Vignetta di Massimo Cavezzali, dal web.
Cavez ti adoro (e lo sai)

Direte che sto sempre a rimestare nel pozzo dei ricordi e in effetti è un po’ così. Nella rivista settimanale per teenager che ho fatto per vent’anni c’era una rubrichetta di una pagina che si intitolata “Ci piace/Non ci piace”. Consisteva in un elenco di cose che le ragazzine apprezzavano o detestavano, tipo Mi piacciono le spalline/Non mi piacciono i colori spenti oppure Mi piacciono i baci/Non mi piacciono le discussioni.

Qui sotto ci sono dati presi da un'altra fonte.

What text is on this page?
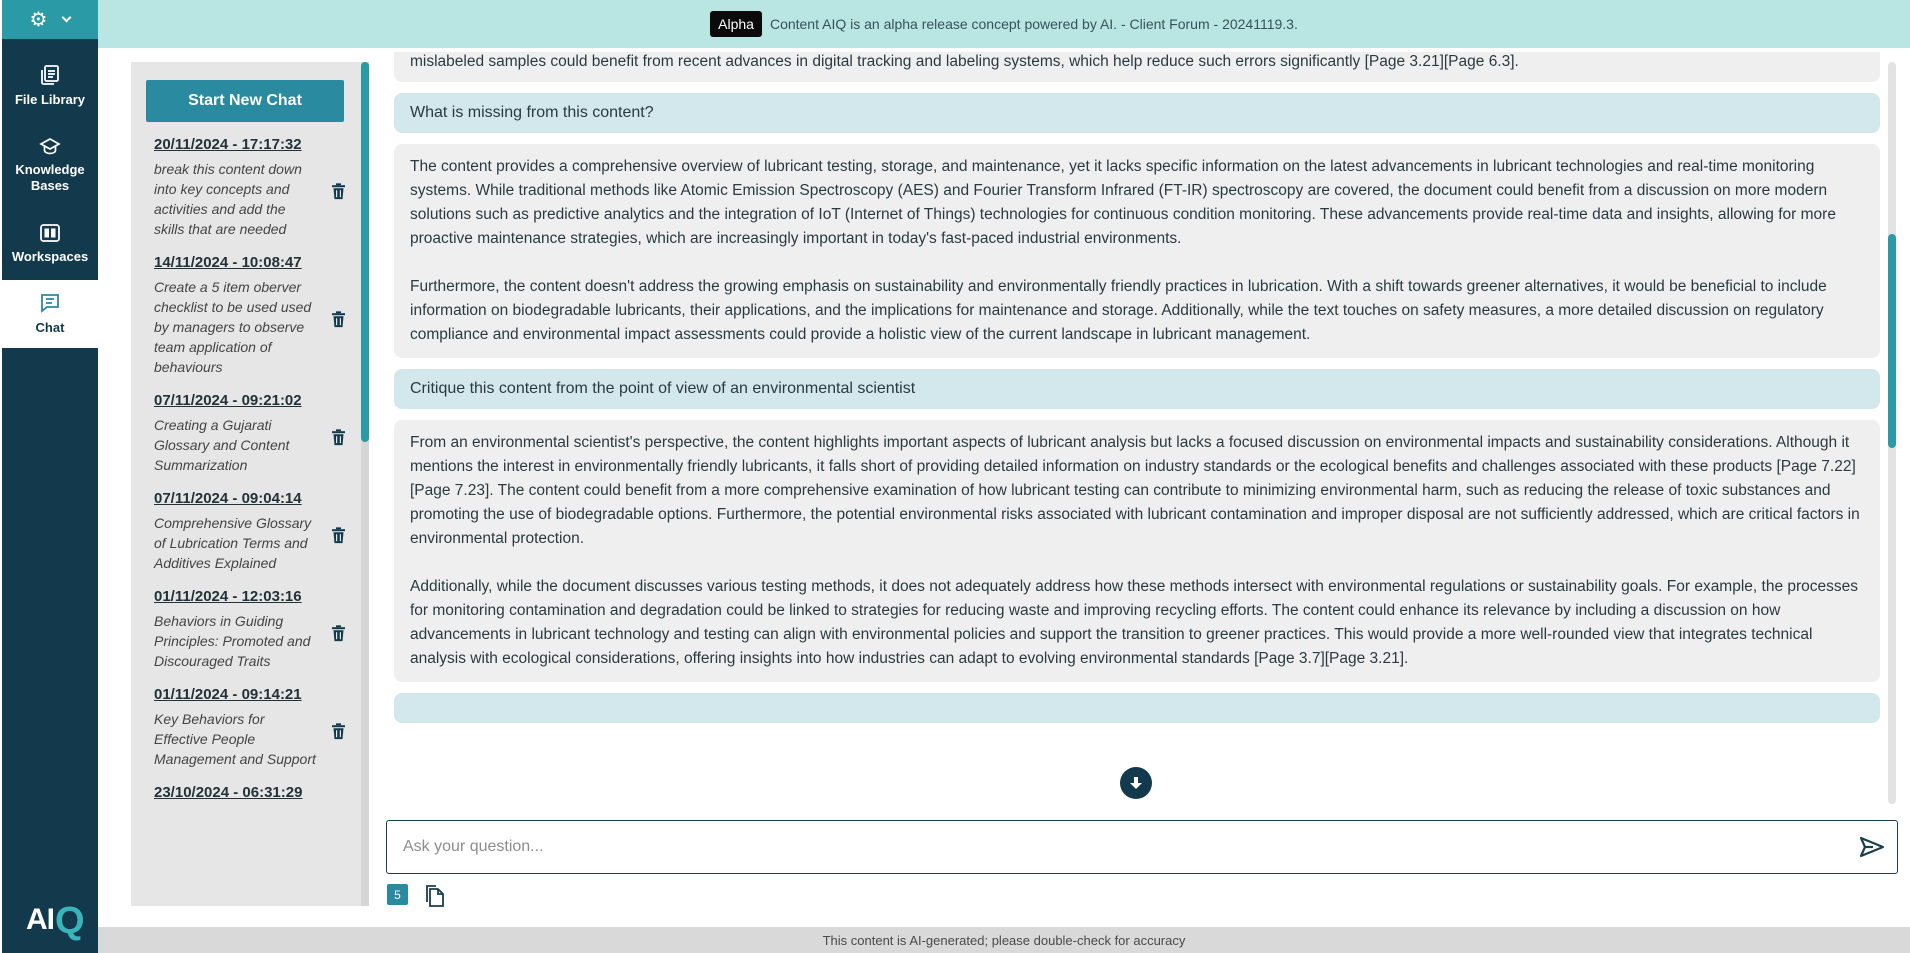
⚙
File Library
Knowledge Bases
Workspaces
Chat
AI Q
Alpha	Content AIQ is an alpha release concept powered by AI. - Client Forum - 20241119.3.
Start New Chat
20/11/2024 - 17:17:32
break this content down into key concepts and activities and add the skills that are needed
14/11/2024 - 10:08:47
Create a 5 item oberver checklist to be used used by managers to observe team application of behaviours
07/11/2024 - 09:21:02
Creating a Gujarati Glossary and Content Summarization
07/11/2024 - 09:04:14
Comprehensive Glossary of Lubrication Terms and Additives Explained
01/11/2024 - 12:03:16
Behaviors in Guiding Principles: Promoted and Discouraged Traits
01/11/2024 - 09:14:21
Key Behaviors for Effective People Management and Support
23/10/2024 - 06:31:29

mislabeled samples could benefit from recent advances in digital tracking and labeling systems, which help reduce such errors significantly [Page 3.21][Page 6.3].

What is missing from this content?

The content provides a comprehensive overview of lubricant testing, storage, and maintenance, yet it lacks specific information on the latest advancements in lubricant technologies and real-time monitoring systems. While traditional methods like Atomic Emission Spectroscopy (AES) and Fourier Transform Infrared (FT-IR) spectroscopy are covered, the document could benefit from a discussion on more modern solutions such as predictive analytics and the integration of IoT (Internet of Things) technologies for continuous condition monitoring. These advancements provide real-time data and insights, allowing for more proactive maintenance strategies, which are increasingly important in today's fast-paced industrial environments.

Furthermore, the content doesn't address the growing emphasis on sustainability and environmentally friendly practices in lubrication. With a shift towards greener alternatives, it would be beneficial to include information on biodegradable lubricants, their applications, and the implications for maintenance and storage. Additionally, while the text touches on safety measures, a more detailed discussion on regulatory compliance and environmental impact assessments could provide a holistic view of the current landscape in lubricant management.

Critique this content from the point of view of an environmental scientist

From an environmental scientist's perspective, the content highlights important aspects of lubricant analysis but lacks a focused discussion on environmental impacts and sustainability considerations. Although it mentions the interest in environmentally friendly lubricants, it falls short of providing detailed information on industry standards or the ecological benefits and challenges associated with these products [Page 7.22][Page 7.23]. The content could benefit from a more comprehensive examination of how lubricant testing can contribute to minimizing environmental harm, such as reducing the release of toxic substances and promoting the use of biodegradable options. Furthermore, the potential environmental risks associated with lubricant contamination and improper disposal are not sufficiently addressed, which are critical factors in environmental protection.

Additionally, while the document discusses various testing methods, it does not adequately address how these methods intersect with environmental regulations or sustainability goals. For example, the processes for monitoring contamination and degradation could be linked to strategies for reducing waste and improving recycling efforts. The content could enhance its relevance by including a discussion on how advancements in lubricant technology and testing can align with environmental policies and support the transition to greener practices. This would provide a more well-rounded view that integrates technical analysis with ecological considerations, offering insights into how industries can adapt to evolving environmental standards [Page 3.7][Page 3.21].

Ask your question...
5
This content is AI-generated; please double-check for accuracy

Chissà come sarebbe ora quella rubrichetta. Ci pensavo ieri e riflettevo che fare una lista di cose gradite e non amate sarebbe divertente. E quindi… i dodici MP/NMP del mese.

MI PIACE

  • L’odore della mia cana bassotta Spilla, un misto di biscotto Gentilini e salame Milano.
  • L’odore dell’aria fresca del mattino presto, quando devo uscire alle 6 e mezzo ma prima passo al bar per un caffè.
  • Leggere la sera tardi raggomitolata nel letto.
  • Ascoltare musica anni 80 (ma anche 70 e 60) a volume alto.
  • Fare il pisolino pomeridiano dalle 14,30 alle 15 (con cani accollati).
  • Ridere con gli sketch di Lillo e Greg.
  • Guardare le serie assurde. Ora sono in fissa con Snowpiercer e American Gods.
  • Andare al Teatro Sistina a vedere i musical (quando si potrà).
  • Passeggiare in montagna.
  • L’angolo tondo della pizza bianca.
  • I messaggi inaspettati e carini su whatsapp.
  • Cantare pezzetti di canzoni saltando da un brano ad un altro mentre riordino casa.

NON MI PIACE

  • I cacciatori e i bracconieri.
  • La trap, il rap, l’autotune, il reggaeton.
  • La carne e tutto ciò che è stato vivo e finisce nel piatto.
  • Misurarmi le cose dello scorso anno e vedere che mi stanno strette.
  • Farmi prendere dalla pigrizia.
  • Vedere la ricrescita grigia dei capelli.
  • Fare i bilanci. Ce n’avessi uno positivo, oh.
  • I dolci con la glassa di zucchero.
  • I posti affollati e la metropolitana.
  • Chi guida guardando il cellulare.
  • Il tartufo e l’odore che ha.
  • L’orrido sogno ricorrente in cui continuo a lavorare pur sapendo che sono stata licenziata, oppure vedo tutti gli altri che lavorano e mi guardano con imbarazzo perchè sanno che sono stata licenziata. Argh!